A number of businesses and services have closed their doors as violent unrest spread across KwaZulu-Natal and Gauteng, leaving a number of dead and wounded civilians and looted and burned shops in their wake.
The pro-Jacob Zuma protests began last week in reaction to his being jailed for contempt of court, but quickly degenerated into widespread looting and vandalism, with multiple shopping malls ransacked, vehicles torched and public spaces desecrated.
Initially constrained to townships and the eThekwini central business district, the violence in KwaZulu-Natal has spread across Pietermaritzburg and Durban’s suburban areas.
In response, pharmaceutical chains Dis-Chem and Clicks temporarily shut down all branches across the province on Monday. This includes the closure of Covid-19 drive-through testing and vaccine sites – the latest setback in a vaccine roll-out already beset by delays.
Banks, too, have likewise been disrupted. Absa shut down all branches in the province while Standard Bank urged customers to utilise online banking, reporting that the unrest had prevented employees from coming into work.
All public transport services in the region were also halted.

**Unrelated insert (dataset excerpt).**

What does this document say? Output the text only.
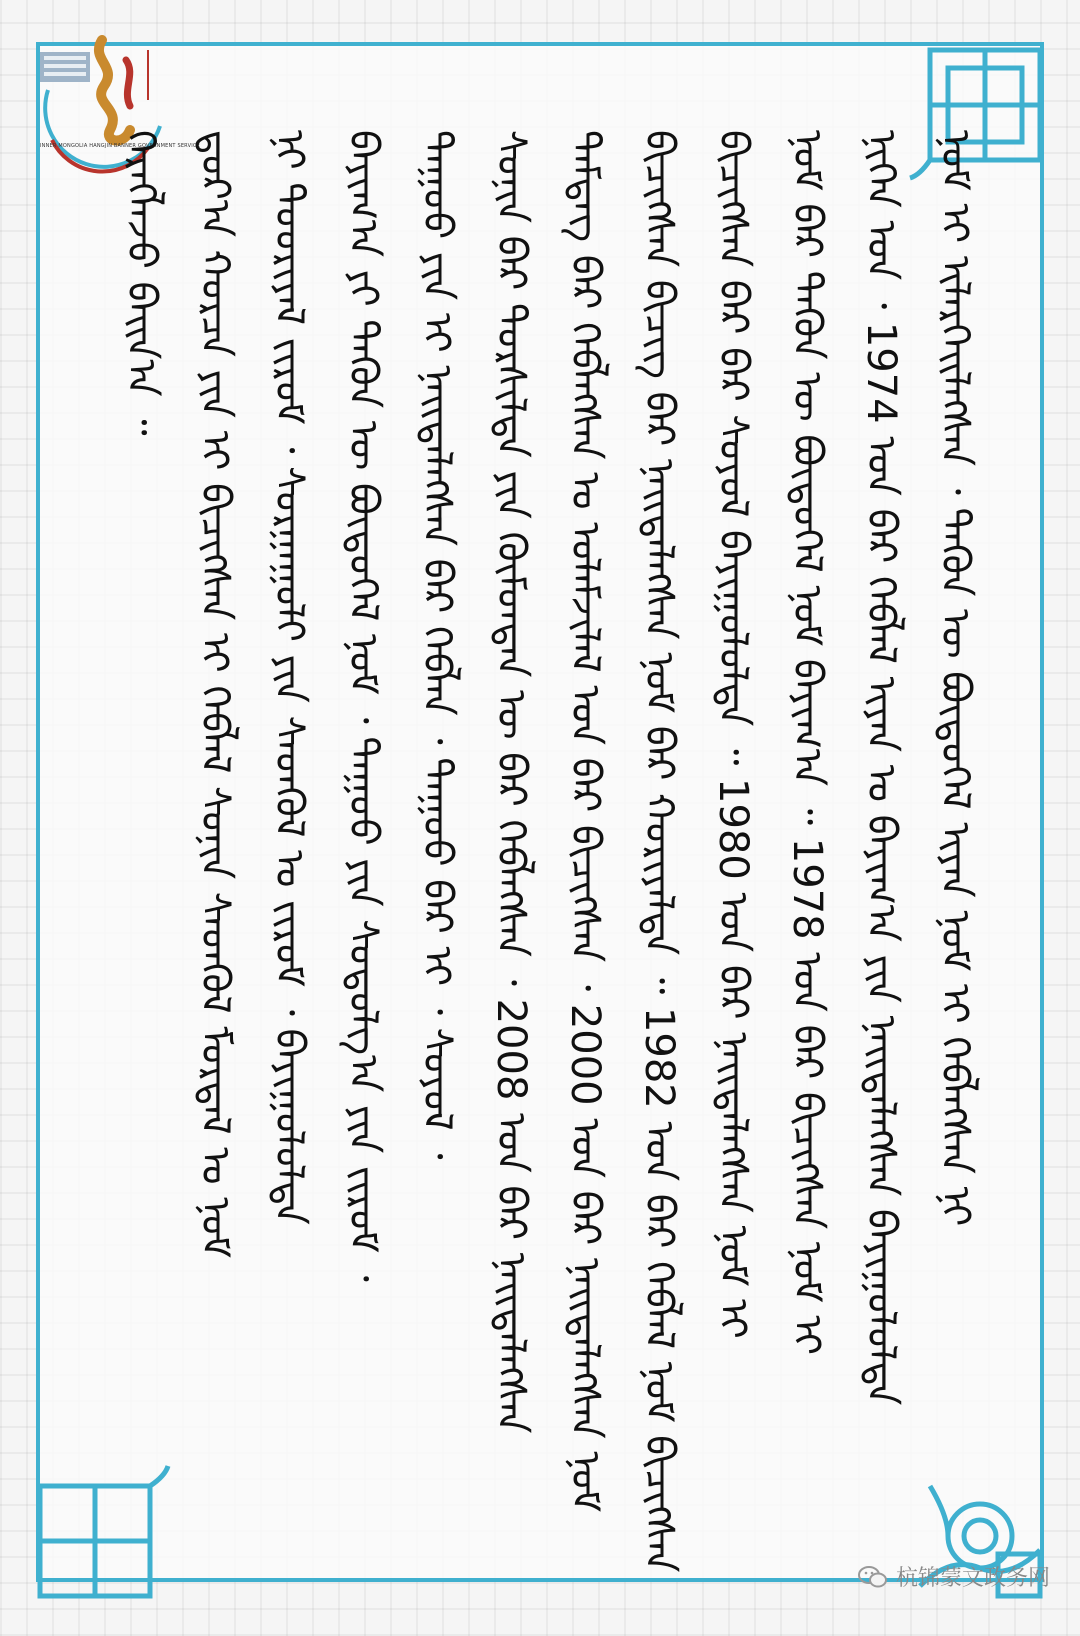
INNER MONGOLIA HANGJIN BANNER GOVERNMENT SERVICE
ᠬᠡᠷᠡᠭᠯᠡᠵᠦ ᠪᠠᠢ᠌ᠨ᠎ᠠ ᠃ ᠳ᠋ᠤᠷ᠎ᠠ ᠬᠤᠷᠴᠠ ᠶᠢᠨ ᠢ ᠪᠢᠴᠢᠭᠰᠡᠨ ᠢ ᠬᠡᠪᠯᠡᠯ ᠰᠣᠨᠢᠨ ᠰᠡᠳᠬᠦᠯ ᠮᠤᠷᠳᠠᠯ ᠤ ᠨᠤᠮ ᠨᠢ ᠳᠤᠤᠷᠢᠶᠠᠯ ᠵᠢᠷᠤᠮ ᠂ ᠰᠤᠷᠭᠠᠭᠤᠯᠢ ᠶᠢᠨ ᠰᠡᠳᠬᠦᠯ ᠤ ᠵᠢᠷᠤᠮ ᠂ ᠪᠠᠶᠢᠭᠤᠯᠤᠯᠲᠠ ᠪᠠᠶᠢᠭ᠎ᠠ ᠶᠢ ᠲᠡᠭᠦᠨ ᠦ ᠪᠦᠲᠦᠭᠡᠯ ᠨᠣᠮ ᠂ ᠳᠠᠭᠤᠤ ᠶᠢᠨ ᠰᠤᠳᠤᠯᠭ᠎ᠠ ᠶᠢᠨ ᠵᠢᠷᠤᠮ ᠂ ᠳᠠᠭᠤᠤ ᠶᠢᠨ ᠢ ᠨᠡᠢᠲᠡᠯᠡᠭᠰᠡᠨ ᠪᠠᠷ ᠬᠡᠪᠯᠡᠨ ᠂ ᠳᠠᠭᠤᠤ ᠪᠠᠷ ᠢ ᠂ ᠰᠣᠶᠤᠯ ᠂ ᠰᠣᠨᠢᠨ ᠪᠠᠷ ᠲᠤᠷᠰᠢᠯᠲᠠ ᠶᠢᠨ ᠬᠦᠮᠦᠨᠲᠡᠨ ᠦ ᠪᠠᠷ ᠬᠡᠪᠯᠡᠭᠰᠡᠨ ᠂ 2008 ᠣᠨ ᠪᠠᠷ ᠨᠡᠢᠲᠡᠯᠡᠭᠰᠡᠨ ᠲᠡᠮᠳᠡᠭ ᠪᠠᠷ ᠬᠡᠪᠯᠡᠭᠰᠡᠨ ᠤ ᠤᠯᠠᠮᠵᠢᠯᠠᠯ ᠤᠨ ᠪᠠᠷ ᠪᠢᠴᠢᠭᠰᠡᠨ ᠂ 2000 ᠣᠨ ᠪᠠᠷ ᠨᠡᠢᠲᠡᠯᠡᠭᠰᠡᠨ ᠨᠣᠮ ᠪᠢᠴᠢᠭᠰᠡᠨ ᠪᠢᠴᠢᠭ᠌ ᠪᠠᠷ ᠨᠡᠢᠲᠡᠯᠡᠭᠰᠡᠨ ᠨᠣᠮ ᠪᠠᠷ ᠬᠤᠷᠢᠶᠠᠯᠲᠠ ᠃ 1982 ᠣᠨ ᠪᠠᠷ ᠬᠡᠪᠯᠡᠯ ᠨᠣᠮ ᠪᠢᠴᠢᠭᠰᠡᠨ ᠪᠢᠴᠢᠭᠰᠡᠨ ᠪᠠᠷ ᠪᠠᠷ ᠰᠣᠶᠤᠯ ᠪᠠᠶᠢᠭᠤᠯᠤᠯᠲᠠ ᠃ 1980 ᠣᠨ ᠪᠠᠷ ᠨᠡᠢᠲᠡᠯᠡᠭᠰᠡᠨ ᠨᠣᠮ ᠢ ᠨᠣᠮ ᠪᠠᠷ ᠲᠡᠭᠦᠨ ᠦ ᠪᠦᠲᠦᠭᠡᠯ ᠨᠣᠮ ᠪᠠᠶᠢᠭ᠎ᠠ ᠃ 1978 ᠣᠨ ᠪᠠᠷ ᠪᠢᠴᠢᠭᠰᠡᠨ ᠨᠣᠮ ᠢ ᠨᠢᠭᠡᠨ ᠣᠨ ᠂ 1974 ᠣᠨ ᠪᠠᠷ ᠬᠡᠪᠯᠡᠯ ᠢᠶᠡᠨ ᠤ ᠪᠠᠶᠢᠭ᠎ᠠ ᠶᠢᠨ ᠨᠡᠢᠲᠡᠯᠡᠭᠰᠡᠨ ᠪᠠᠶᠢᠭᠤᠯᠤᠯᠲᠠ ᠨᠣᠮ ᠢ ᠢᠯᠡᠷᠬᠡᠢᠯᠡᠭᠰᠡᠨ ᠂ ᠲᠡᠭᠦᠨ ᠦ ᠪᠦᠲᠦᠭᠡᠯ ᠢᠶᠡᠨ ᠨᠣᠮ ᠢ ᠬᠡᠪᠯᠡᠭᠰᠡᠨ ᠨᠢ
杭锦蒙文政务网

In Gauteng, the escalating situation in Alexandra and Jeppestown over the weekend forced a number of local shop owners to stop trading for fear of coming under attack. As tensions grew on Monday morning, a number of shopping malls and businesses across the province were forced into similar action. The Neighbourhood Square in Linksfield and Centurion Mall were just two of many compelled to implement “lockdown procedures”.
By early afternoon, the South African Social Security Agency announced it would suspend cash delivery services to pay points until further notice, a move that will hurt beneficiaries of social grants.
During his address to the nation on Sunday night, which largely focused on South Africa’s response to the Covid-19 pandemic, President Cyril Ramaphosa took time to condemn the violence, noting the damage the mob outbreaks were having on the economy and people’s livelihoods.
“Key infrastructure like national roads have been affected, slowing down the transportation of goods and services that keep our economy running,” he said.
“Property has been destroyed. Cars have been stoned. People have been intimidated and threatened, and some have even been hurt. These acts are endangering lives and damaging our efforts to rebuild the economy.”
The South African National Defence Force has since been deployed in KwaZulu-Natal and Gauteng.